MacLean, Gregory 14 June 2013 (has links)
Prompted by oculomotor theories of attention, the present experiments explore the role of saccade activation in the generation of two cueing effects: exogenous capture (Experiment 1) and inhibition of return (IOR; Experiment 2). Exogenous capture is shortlived and marked by faster responding toward recently stimulated locations, whereas the longer-lasting IOR manifests as slower responding toward those locations. Within each experiment, Group A performed in a dual-task in which on most trials a peripheral target had to be identified but infrequently a central arrow probe called for an eye movement instead, while for Group B the tasks were the same except saccade trials were frequent and target identification trials were infrequent.
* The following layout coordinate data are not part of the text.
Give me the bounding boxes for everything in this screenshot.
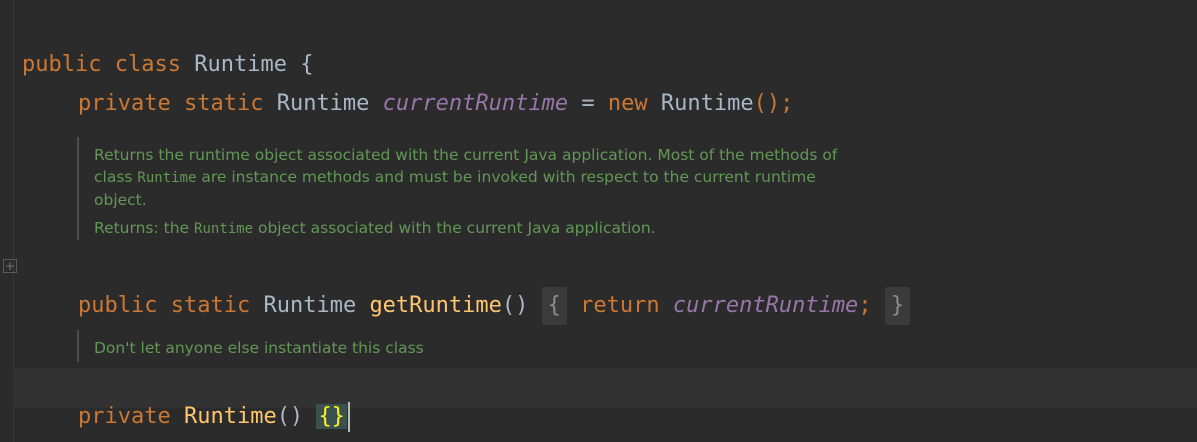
doc-text: class xyxy=(94,168,138,186)
code-line-get-runtime[interactable]: public static Runtime getRuntime() { ret… xyxy=(78,249,911,325)
doc-text: are instance methods and must be invoked… xyxy=(196,168,816,186)
field-name: currentRuntime xyxy=(672,293,859,318)
keyword: return xyxy=(580,293,660,318)
keyword: public xyxy=(78,293,158,318)
rendered-doc-comment: Don't let anyone else instantiate this c… xyxy=(77,330,854,362)
doc-text: object associated with the current Java … xyxy=(253,219,656,237)
constructor-call: Runtime xyxy=(660,91,754,116)
doc-line: object. xyxy=(94,191,147,209)
type-name: Runtime xyxy=(263,293,357,318)
text-caret xyxy=(347,402,350,432)
call-tail: (); xyxy=(753,91,794,116)
folded-brace-close[interactable]: } xyxy=(884,287,911,325)
doc-line: class Runtime are instance methods and m… xyxy=(94,166,854,189)
doc-line: Returns the runtime object associated wi… xyxy=(94,146,838,164)
keyword: private xyxy=(78,404,171,429)
parens: () xyxy=(501,293,529,318)
field-name: currentRuntime xyxy=(382,91,569,116)
folded-brace-open[interactable]: { xyxy=(541,287,567,325)
keyword: new xyxy=(607,91,648,116)
doc-line: Don't let anyone else instantiate this c… xyxy=(94,339,424,357)
code-line-constructor[interactable]: private Runtime() {} xyxy=(78,374,350,432)
type-name: Runtime xyxy=(276,91,370,116)
matched-braces: {} xyxy=(316,404,347,429)
fold-expand-icon[interactable]: + xyxy=(3,259,17,273)
method-name: getRuntime xyxy=(369,293,502,318)
keyword: static xyxy=(183,91,264,116)
code-line-field-decl[interactable]: private static Runtime currentRuntime = … xyxy=(78,62,793,118)
doc-code: Runtime xyxy=(194,221,254,237)
keyword: private xyxy=(78,91,171,116)
doc-code: Runtime xyxy=(137,170,197,186)
constructor-name: Runtime xyxy=(183,404,277,429)
parens: () xyxy=(276,404,304,429)
semicolon: ; xyxy=(858,293,872,318)
operator: = xyxy=(581,91,595,116)
doc-text: Returns: the xyxy=(94,219,195,237)
rendered-doc-comment: Returns the runtime object associated wi… xyxy=(77,137,854,240)
doc-returns: Returns: the Runtime object associated w… xyxy=(94,217,854,240)
keyword: static xyxy=(170,293,251,318)
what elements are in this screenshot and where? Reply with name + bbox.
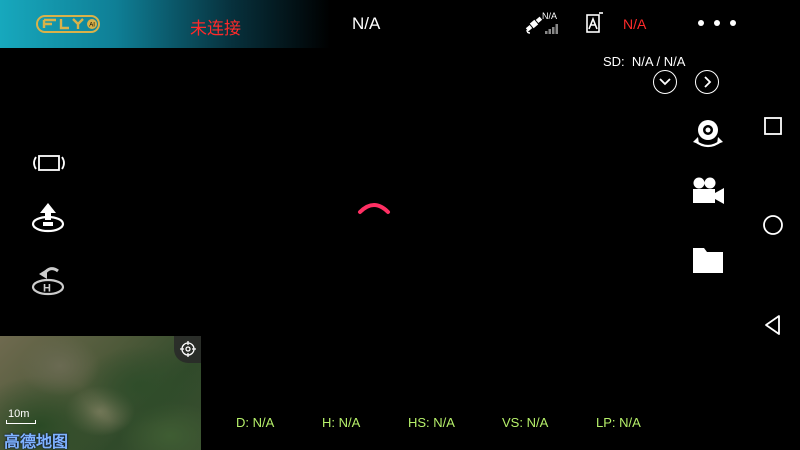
telemetry-label: LP: (596, 415, 616, 430)
map-scale-bar (6, 420, 36, 424)
camera-mode-icon[interactable] (690, 115, 726, 151)
chevron-down-icon (659, 78, 671, 86)
telemetry-distance: D: N/A (236, 415, 274, 430)
telemetry-label: VS: (502, 415, 523, 430)
telemetry-vertical-speed: VS: N/A (502, 415, 548, 430)
connection-status: 未连接 (190, 19, 241, 38)
telemetry-value: N/A (526, 415, 549, 430)
telemetry-value: N/A (252, 415, 275, 430)
more-options-icon[interactable] (697, 17, 737, 29)
telemetry-label: HS: (408, 415, 430, 430)
chevron-right-icon (704, 76, 712, 88)
video-record-icon[interactable] (690, 176, 726, 206)
return-home-icon[interactable]: H (30, 262, 66, 296)
telemetry-height: H: N/A (322, 415, 360, 430)
svg-text:AI: AI (89, 23, 95, 29)
telemetry-value: N/A (433, 415, 455, 430)
map-provider-logo: 高德地图 (4, 434, 69, 450)
telemetry-value: N/A (338, 415, 361, 430)
telemetry-label: D: (236, 415, 249, 430)
sd-value: N/A / N/A (631, 54, 686, 69)
crosshair-icon (180, 341, 196, 357)
telemetry-label: H: (322, 415, 335, 430)
fly-logo-icon: AI (36, 15, 100, 33)
recent-apps-icon[interactable] (760, 113, 786, 139)
mini-map[interactable]: 10m 高德地图 (0, 336, 201, 450)
telemetry-horizontal-speed: HS: N/A (408, 415, 455, 430)
back-nav-icon[interactable] (760, 312, 786, 338)
gallery-folder-icon[interactable] (690, 245, 726, 275)
telemetry-value: N/A (619, 415, 641, 430)
svg-text:H: H (43, 283, 51, 295)
sd-label: SD: (603, 54, 625, 69)
expand-down-button[interactable] (653, 70, 677, 94)
remote-controller-icon (586, 12, 603, 33)
next-button[interactable] (695, 70, 719, 94)
sd-card-status: SD: N/A / N/A (603, 54, 685, 69)
rc-signal-text: N/A (623, 16, 647, 32)
gimbal-reset-icon[interactable] (30, 153, 68, 173)
telemetry-lp: LP: N/A (596, 415, 641, 430)
map-locate-button[interactable] (174, 336, 201, 363)
takeoff-icon[interactable] (30, 201, 66, 233)
map-scale-label: 10m (8, 408, 30, 420)
loading-spinner-icon (358, 203, 390, 214)
home-nav-icon[interactable] (760, 212, 786, 238)
gps-status-text: N/A (542, 11, 558, 21)
flight-mode-status: N/A (352, 14, 381, 33)
signal-bars-icon (545, 24, 558, 34)
top-bar: AI 未连接 N/A N/A N/A (0, 0, 750, 48)
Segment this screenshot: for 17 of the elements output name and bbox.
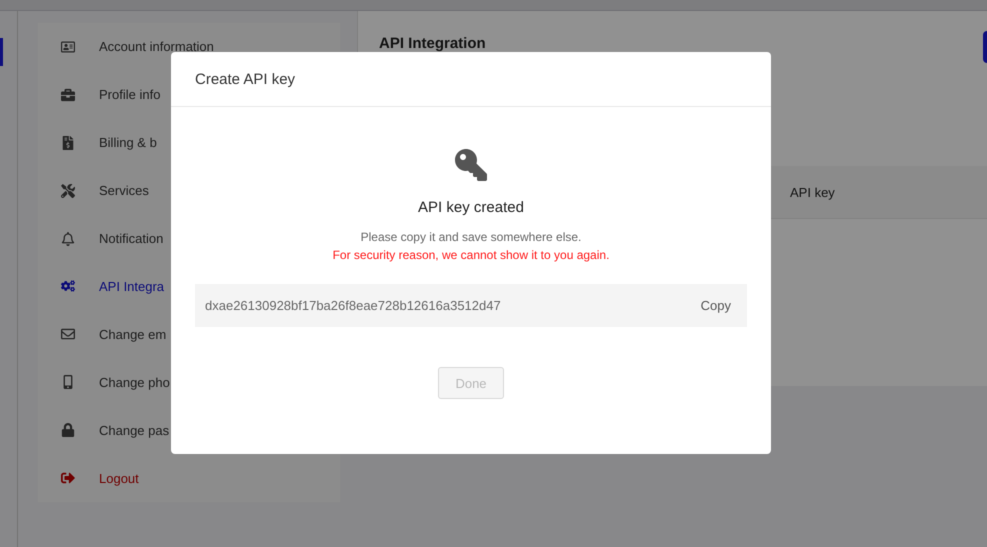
sidebar-label: Change pho: [99, 374, 170, 390]
page-title: API Integration: [379, 35, 486, 52]
warning-message: For security reason, we cannot show it to you again.: [332, 248, 610, 262]
sidebar-label: Services: [99, 183, 149, 198]
sidebar-label: Notification: [99, 231, 164, 246]
sidebar-label: Billing & b: [99, 135, 157, 150]
sidebar-label: Logout: [99, 470, 139, 486]
sidebar-label: Change em: [99, 326, 166, 342]
column-header: API key: [790, 184, 835, 200]
sidebar-label: Account information: [99, 39, 214, 54]
dialog-heading: API key created: [418, 199, 524, 216]
sidebar-label: Profile info: [99, 87, 160, 102]
info-message: Please copy it and save somewhere else.: [360, 230, 582, 244]
sidebar-label: API Integra: [99, 278, 164, 294]
sidebar-label: Change pas: [99, 422, 170, 438]
dialog-title: Create API key: [195, 70, 296, 88]
api-key-value: dxae26130928bf17ba26f8eae728b12616a3512d47: [205, 298, 501, 313]
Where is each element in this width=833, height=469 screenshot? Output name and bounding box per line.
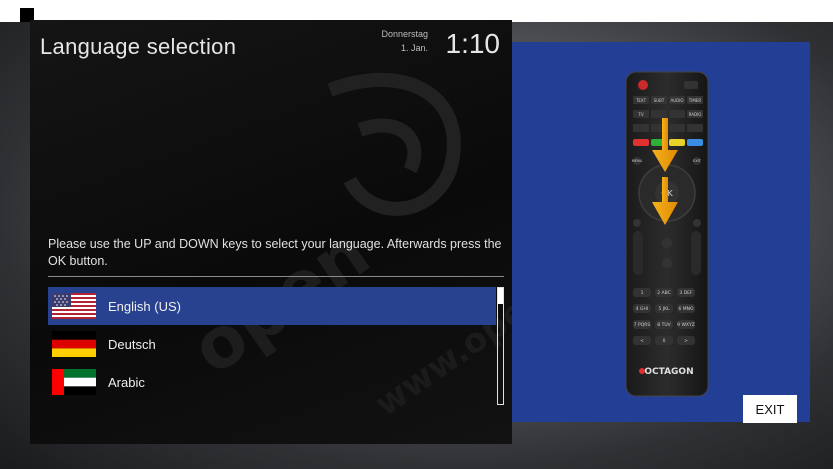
language-item-deutsch[interactable]: Deutsch xyxy=(48,325,496,363)
remote-key-label: 9 WXYZ xyxy=(677,322,695,328)
remote-key-label: 6 MNO xyxy=(678,306,694,312)
remote-key-label: 3 DEF xyxy=(679,290,693,296)
remote-panel: TEXT SUBT AUDIO TIMER TV RADIO MENU EXIT… xyxy=(512,42,810,422)
language-item-arabic[interactable]: Arabic xyxy=(48,363,496,401)
remote-key-label: < xyxy=(640,338,644,344)
remote-key-label: TV xyxy=(637,112,643,117)
language-list[interactable]: English (US) Deutsch Arabic xyxy=(48,287,496,401)
date-label: 1. Jan. xyxy=(400,43,428,53)
remote-key-label: 1 xyxy=(641,290,644,296)
remote-key-label: 5 JKL xyxy=(658,306,670,312)
page-title: Language selection xyxy=(40,34,237,59)
scrollbar-thumb[interactable] xyxy=(498,288,503,304)
language-item-english-us[interactable]: English (US) xyxy=(48,287,496,325)
uae-flag-icon xyxy=(52,369,96,395)
remote-key-label: > xyxy=(684,338,688,344)
remote-key-label: 4 GHI xyxy=(636,306,649,312)
top-strip xyxy=(0,0,833,22)
language-label: Deutsch xyxy=(108,336,156,352)
remote-key-label: SUBT xyxy=(654,98,665,103)
clock: 1:10 xyxy=(445,28,501,59)
list-scrollbar[interactable] xyxy=(497,287,504,405)
remote-key-label: 7 PQRS xyxy=(634,322,651,328)
exit-button[interactable]: EXIT xyxy=(743,395,797,423)
remote-key-label: 0 xyxy=(663,338,666,344)
remote-brand: OCTAGON xyxy=(644,367,693,377)
instructions-text: Please use the UP and DOWN keys to selec… xyxy=(48,237,502,268)
divider xyxy=(48,276,504,277)
remote-key-label: 8 TUV xyxy=(657,322,671,328)
day-label: Donnerstag xyxy=(381,29,428,39)
us-flag-icon xyxy=(52,293,96,319)
language-label: English (US) xyxy=(108,298,181,314)
remote-key-label: MENU xyxy=(632,159,643,163)
remote-key-label: TEXT xyxy=(635,98,647,103)
remote-key-label: TIMER xyxy=(688,98,702,103)
remote-control-image: TEXT SUBT AUDIO TIMER TV RADIO MENU EXIT… xyxy=(625,71,709,397)
language-panel: open www.open Language selection Donners… xyxy=(30,20,512,444)
remote-key-label: AUDIO xyxy=(670,98,683,103)
remote-key-label: EXIT xyxy=(693,159,702,163)
remote-key-label: 2 ABC xyxy=(657,290,671,296)
language-label: Arabic xyxy=(108,374,145,390)
germany-flag-icon xyxy=(52,331,96,357)
remote-key-label: RADIO xyxy=(689,112,702,117)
In Experiment 1, for group A uninformative cues captured attention as measured by faster digit identification at the cued location, an effect not accompanied by saccade activation. For group B, cues generated saccade activation without capturing attention. Thus saccade activation need not accompany exogenous covert capture, and covert capture need not accompany saccade activation. In Experiment 2, group A exhibited IOR which slowed digit identification, but did not affect saccadic responding, while Group B exhibited no IOR in either digit identification or eye movement trials. This finding provides converging evidence that IOR can be dichotomized into two forms; one which delays motor production itself (Evidenced amply elsewhere, e.g., Taylor & Klein, 2000) and another which delays responding by applying inhibition at a perceptual-motor interface which can operate in independence from its motoric cousin.